Great review. The premise sounds interesting... and creepy. :) Come over to my blog and grab your award!

Anonymous said...

I cannot agree completely and can't quite understand how anyone can read this outstanding book and not give it the highest rating. It's a masterpiece of literature, it combines a great story of friendship, trust, death, sacrifice and love with suspense and a lot of proficient knowledge about witchcraft, superstition and folklore in Germany. The knowledge of the author about german superstition shows in what you describe as annoying repetition; repetition of certain rituals is an important part in superstitious and magic actions. By describing the magic acts that the boys have to perform each year at certain times of the year the author creates the atmosphere of compulsion and enforcement to which the boys at the mill are spell bound. The book doesn't just describe a story of magic, it's structure does copy the magic rituals of which it speaks. This structure is necessary to show the neverending circle of magic and death in which the boys are caught, because the question to which the book leads is; will they be able to escape the circle of repetition of magic that will eventually lead to the brutal death of each of them, or will they be able to break the circle?

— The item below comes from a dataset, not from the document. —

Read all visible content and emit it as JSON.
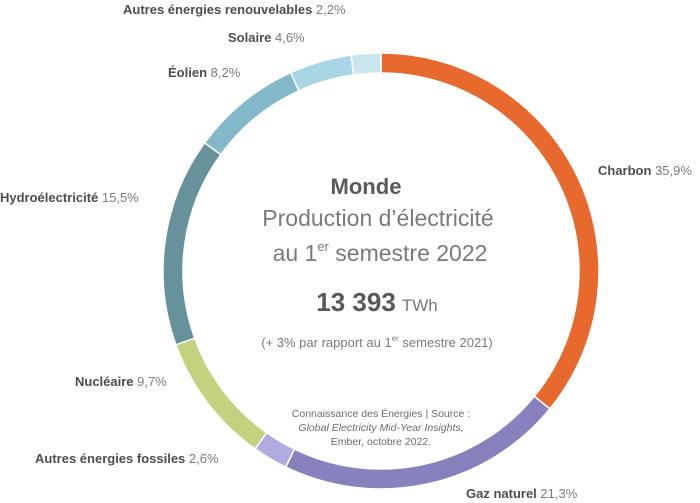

If I'd had to choose just one book that I could keep, I wouldn't have to think twice. I read this book at least ten times and will never get bored to read it.
And DON'T watch the movie! Dont! It's not even a bad copy of this brillant piece of literature! The book lives from the images it creates in your head, don't spoil it by watching a lame movie done by someone who didn't have a clue what a gem he butchered by squeezing it in a 90-minute movie!